Meet Chanel’s Skater Dude Manicurist

Categories: Women's » Accessories, Beauty » Styles & Color | Tagged , ,
Tom Bachik Chanel Le Vernis nail polish

Tom Bachik with Chanel ambassador Poppy Delavigne

Suppose you’re a struggling graphic designer who custom paints racecar helmets, hockey masks and skateboards for friends in Southern California. An extreme sports fanatic, you spend a lot of time racing jet skies. Then your wife gets pregnant with your first child (first of three), as the early Nineties recession is sinking in. What do you do?

For Tom Bachik, the logical next step was… beauty school?

“My cousin was going to school to learn how to cut hair and he suggested I try that industry too,” Bachik remembers. His cousin clued him into the fact that when times get tough economically, parts of the beauty industry thrive. Although it seemed like a big leap to Bachik, it was really just a matter of changing his canvas. Within days he enrolled in beauty school and three months later he had his manicurist license.

He hit the beauty trade shows and entered hair, makeup, and nail competitions. Within a year of graduation, Bachik won the world championship of nails. He become the preferred manicurist of Gwen Stefani, Scarlett Johansson and Victoria Beckham.  His skill for airbrushing skateboards had translated into airbrushing nails. Creative Nails, then a professional nail division of Revlon, hired him to develop their acrylic business, teach in their schools and develop colors in their lab.

Eventually Bachik became the creative director of Creative Nail Design, and found an agent, thanks to celebrity makeup artist Francesca Tolot. He started booking celebrity shoots and soon, people were raving about the “man-icurist.”

Tom Bachik Chanel Le Vernis nail Poppy Delavigne

His timing was perfect: nail fashion was taking off. Chanel was ramping up their nail color business with colors mixed backstage at fashion shows. Vamp, a deep red from 1994, had become an instant hit and other edgy colors would follow.

Bachik began working with Chanel makeup artists on shoots. That’s where he discovered the brand’s funky nail colors. It was 2003, right around the time that Chanel hired makeup artist Peter Phillips and began to expand their nail color business. Taking a cue from the success of Vamp, Phillips introduced experimental colors like the mushroom grey Particuliere and the purple grey Paradoxical. When Chanel noticed their offbeat colors on celebrities like Hilary Swank and Jennifer Lopez they traced the connection back to Bachik, and hired him as their first celebrity nail spokesperson.

It was a good move. Nail color sales at Chanel shot up 69.9% last year, boosted by the Khaki range, and the company dominates the prestige nail color business with 62% market share, according to NPD market data. The attitude toward nail color has changed dramatically too, thanks in part to Bachik’s work.

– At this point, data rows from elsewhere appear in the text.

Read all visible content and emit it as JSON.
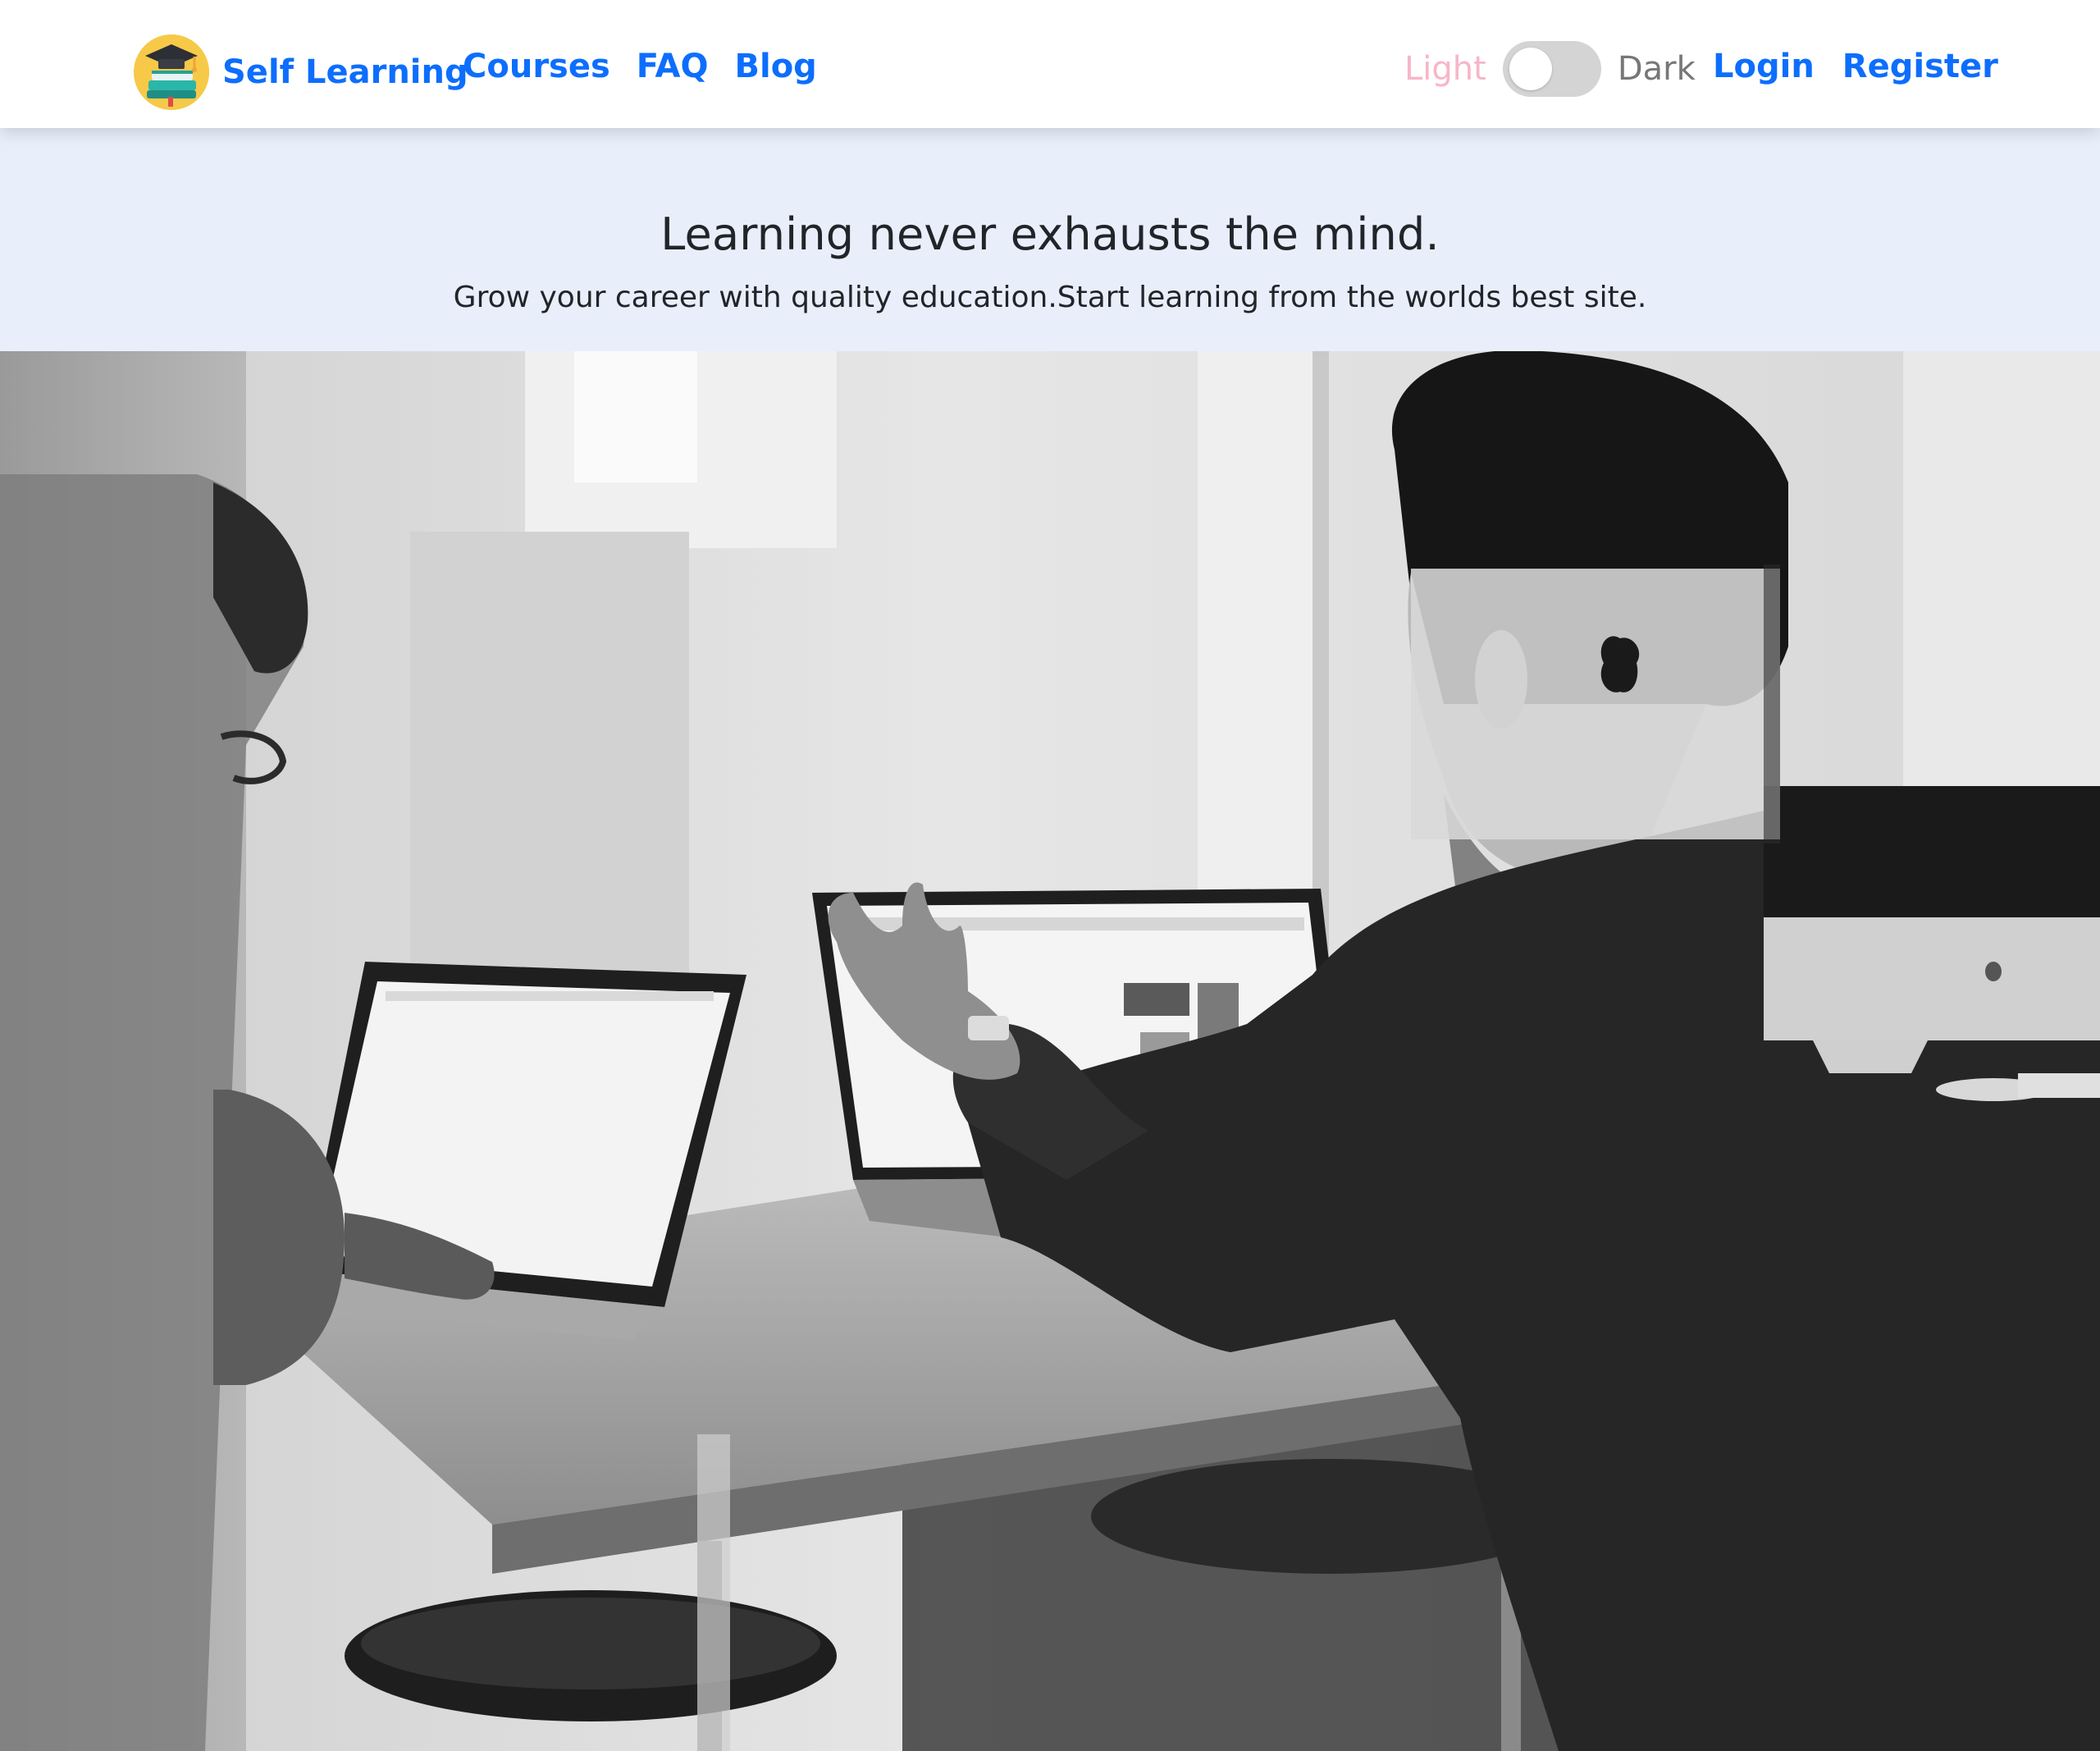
{
  "navbar": {
    "brand_name": "Self Learning",
    "links": [
      "Courses",
      "FAQ",
      "Blog"
    ],
    "theme_toggle": {
      "light_label": "Light",
      "dark_label": "Dark",
      "state": "light"
    },
    "auth": {
      "login_label": "Login",
      "register_label": "Register"
    }
  },
  "hero": {
    "title": "Learning never exhausts the mind.",
    "subtitle": "Grow your career with quality education.Start learning from the worlds best site."
  },
  "colors": {
    "brand_blue": "#0d6efd",
    "hero_background": "#e8effb",
    "light_label": "#f7b6c8",
    "logo_yellow": "#f7c948"
  },
  "icons": {
    "logo": "graduation-cap-books-icon"
  }
}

“Nails have become a fashion accessory,” he says. “But more than that, you can change your color to match your mood.”

For spring, Bachik’s mood is upbeat—in the way only a Southern California surfer could be. For Chanel he’s grooving on the colors inspired by pearls, St. Tropez, and the lush gardens of SoCal—shades like Black Pearl, Mimosa, and Morning Rose, a citrusy pink. There’s also a new beige and several other renditions of pearl, including Pearl Drop and Pêche Nacrée.

As for the skateboard and surfboard airbrushing business, he still paints them, when he isn’t winging around the world to celebrity shoots, and he saves his best designs for his kids.